Beyond inspiring the modern Photo Mode and satisfying the desire of every young Pokémon Master to see the original 151 ‘mons in their native habitats, Pokémon Snap was, simply put, an excellent game. It’s the 20th anniversary of the title’s Japanese debut—years before we all became hopelessly addicted to Instagram—and after two decades of trying to land the most immaculate shot of Mew possible, we’re still thinking about it today.
Despite the fact that Pokémon Snap is technically a rail shooter, it perfected a formula that was still very much in its infancy. Sure, there were photo-centric titles before it, like Mindscape’s 1996 Dinosaur Safari, but the Nintendo 64 classic showed developers how much fun taking pictures in-game could be. That helped bring about the cavalcade of snapshot modes available in games today, like God of War and Final Fantasy XV. Simply put, if you love collecting photos of your Grand Theft Auto exploits, thank Pokémon Snap.
The fact that Snap is a great game helps keep its legacy alive too, though.
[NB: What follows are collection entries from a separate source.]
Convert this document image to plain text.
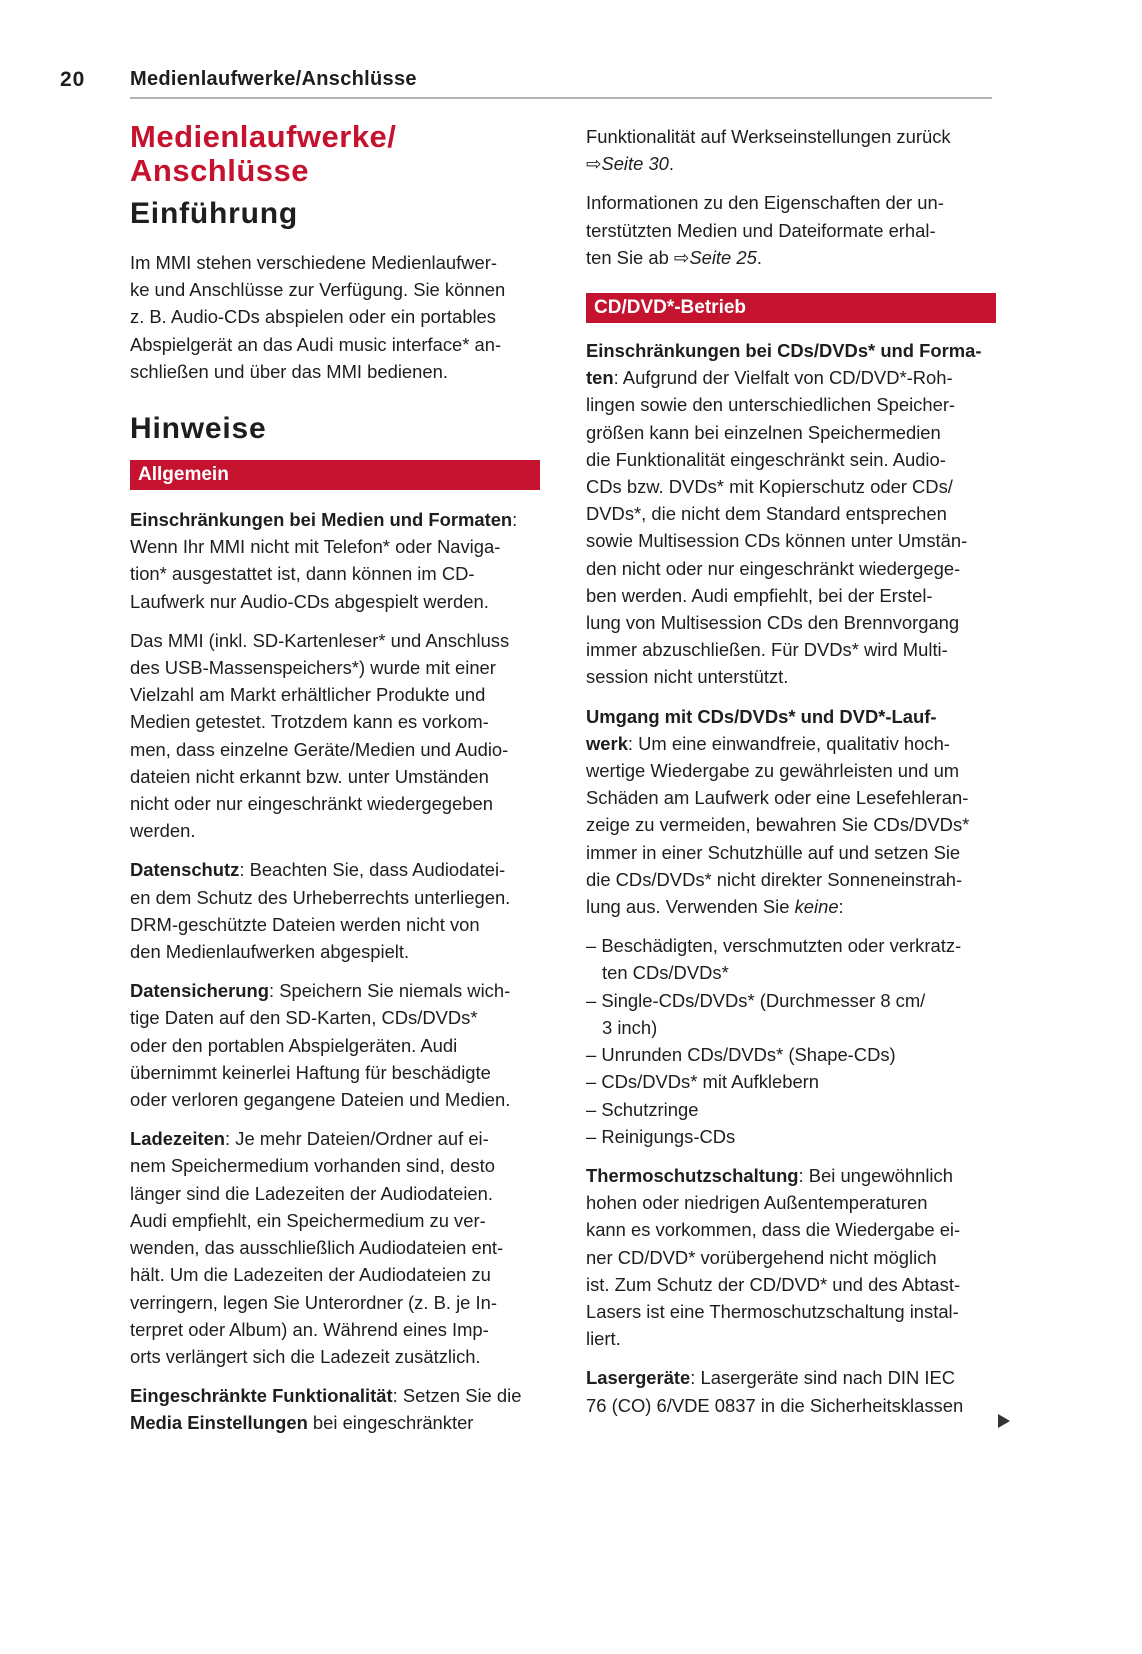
20 Medienlaufwerke/Anschlüsse
Medienlaufwerke/
Anschlüsse
Einführung
Im MMI stehen verschiedene Medienlaufwer-
ke und Anschlüsse zur Verfügung. Sie können
z. B. Audio-CDs abspielen oder ein portables
Abspielgerät an das Audi music interface* an-
schließen und über das MMI bedienen.
Hinweise
Allgemein
Einschränkungen bei Medien und Formaten:
Wenn Ihr MMI nicht mit Telefon* oder Naviga-
tion* ausgestattet ist, dann können im CD-
Laufwerk nur Audio-CDs abgespielt werden.
Das MMI (inkl. SD-Kartenleser* und Anschluss
des USB-Massenspeichers*) wurde mit einer
Vielzahl am Markt erhältlicher Produkte und
Medien getestet. Trotzdem kann es vorkom-
men, dass einzelne Geräte/Medien und Audio-
dateien nicht erkannt bzw. unter Umständen
nicht oder nur eingeschränkt wiedergegeben
werden.
Datenschutz: Beachten Sie, dass Audiodatei-
en dem Schutz des Urheberrechts unterliegen.
DRM-geschützte Dateien werden nicht von
den Medienlaufwerken abgespielt.
Datensicherung: Speichern Sie niemals wich-
tige Daten auf den SD-Karten, CDs/DVDs*
oder den portablen Abspielgeräten. Audi
übernimmt keinerlei Haftung für beschädigte
oder verloren gegangene Dateien und Medien.
Ladezeiten: Je mehr Dateien/Ordner auf ei-
nem Speichermedium vorhanden sind, desto
länger sind die Ladezeiten der Audiodateien.
Audi empfiehlt, ein Speichermedium zu ver-
wenden, das ausschließlich Audiodateien ent-
hält. Um die Ladezeiten der Audiodateien zu
verringern, legen Sie Unterordner (z. B. je In-
terpret oder Album) an. Während eines Imp-
orts verlängert sich die Ladezeit zusätzlich.
Eingeschränkte Funktionalität: Setzen Sie die
Media Einstellungen bei eingeschränkter
Funktionalität auf Werkseinstellungen zurück
⇨Seite 30.
Informationen zu den Eigenschaften der un-
terstützten Medien und Dateiformate erhal-
ten Sie ab ⇨Seite 25.
CD/DVD*-Betrieb
Einschränkungen bei CDs/DVDs* und Forma-
ten: Aufgrund der Vielfalt von CD/DVD*-Roh-
lingen sowie den unterschiedlichen Speicher-
größen kann bei einzelnen Speichermedien
die Funktionalität eingeschränkt sein. Audio-
CDs bzw. DVDs* mit Kopierschutz oder CDs/
DVDs*, die nicht dem Standard entsprechen
sowie Multisession CDs können unter Umstän-
den nicht oder nur eingeschränkt wiedergege-
ben werden. Audi empfiehlt, bei der Erstel-
lung von Multisession CDs den Brennvorgang
immer abzuschließen. Für DVDs* wird Multi-
session nicht unterstützt.
Umgang mit CDs/DVDs* und DVD*-Lauf-
werk: Um eine einwandfreie, qualitativ hoch-
wertige Wiedergabe zu gewährleisten und um
Schäden am Laufwerk oder eine Lesefehleran-
zeige zu vermeiden, bewahren Sie CDs/DVDs*
immer in einer Schutzhülle auf und setzen Sie
die CDs/DVDs* nicht direkter Sonneneinstrah-
lung aus. Verwenden Sie keine:
– Beschädigten, verschmutzten oder verkratz-
ten CDs/DVDs*
– Single-CDs/DVDs* (Durchmesser 8 cm/
3 inch)
– Unrunden CDs/DVDs* (Shape-CDs)
– CDs/DVDs* mit Aufklebern
– Schutzringe
– Reinigungs-CDs
Thermoschutzschaltung: Bei ungewöhnlich
hohen oder niedrigen Außentemperaturen
kann es vorkommen, dass die Wiedergabe ei-
ner CD/DVD* vorübergehend nicht möglich
ist. Zum Schutz der CD/DVD* und des Abtast-
Lasers ist eine Thermoschutzschaltung instal-
liert.
Lasergeräte: Lasergeräte sind nach DIN IEC
76 (CO) 6/VDE 0837 in die Sicherheitsklassen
This was our first real taste of a Poké-world that we had previously only explored through the confines of Game Boy battles. Pokémon Stadium wouldn’t appear until the next month, so this was all fans had. But it was glorious.
As Todd Snap, an actual Pokémon photographer who made his debut in the anime series, you were tasked by Professor Oak to compile a “PKMN Report” by traversing Pokémon Island and collecting the best photos possible. And you didn’t just have a camera at your disposal; you also had special “Pester Balls” and apples to toss at the Pokémon surrounding you, as well as other items when you unlocked them. Basically, you were cruising into Pokémon habitats and smacking Pidgeys and Eevees in the head to get their attention for the camera.
Maybe it wasn’t the most ethical form of nature photography, but it could elicit various poses and reactions that made for some great shots. For example, you could throw an apple at an Electrode to get it to explode, or play the Poké Flute near the legendary bird Zapdos and get it to power up a generator with a bolt of lightning. You don’t just toss things willy-nilly. There’s certainly some strategy to it if you want to squeeze every single point out of each photo you take.
At the end of your journey, your shots were graded by Professor Oak himself. If you thoughtlessly snapped away, your score would suffer. On the other hand, getting multiple ‘mons in one shot or capturing cute or amazing moments helped you rack up the points like crazy. And you wanted to get those quality shots, because back then you could take your game cartridge to Blockbuster and cop actual printouts of your best work for a nominal fee. It was, perhaps, the coolest part of Pokémon Snap aside from actually sitting down and playing it.
Even though only 63 of the original 151 Pokémon were represented in-game, the added bonus of real-world photos and the sense of possibility that came with the wide array of scripted events seemed boundless. It truly felt like you were going on your own real-world Pokémon odyssey.
But things could have gone much differently. Snap was originally planned as a Nintendo 64DD title, and it began life as Jack and the Beanstalk. However, due to the massive delays related to the 64DD (which never made it to the States), development was simply swapped to the N64, and the game became a Pokémon title at the insistence of the late Nintendo president and Snap producer Satoru Iwata. (The words “Jack and Bean” can still be seen in the game’s opening credits today as you watch Todd Snap make his way to Pokémon Island.)
Bizarrely, the game never earned a sequel. The next Nintendo 64 installment brought challenging Pokémon battles to television screens in full 3D environments, and the next wave of core games came blazing in. But Snap has heavily influenced even today’s AR mobile title Pokémon Go, which lets you “find” Pokémon with your phone and even take photos with them. Catching a Butterfree at your office isn’t the same as exploring Pokémon Island, but it’s close.
For those of us who ate Pokémon cereal for breakfast and counted their steps with the Pikachu virtual pet, Pokémon Snap was a fantasy that helped bridge the gap between the real world and the Pocket Monsters we loved to interact with. And 20 years later, it’s still one of the most whimsical adventures the Nintendo 64 ever took us on–and the reason I’m thinking about driving three states over to pick up a vintage Pokémon Snap Station from Blockbuster to set up in my home. Nostalgia is a powerful thing.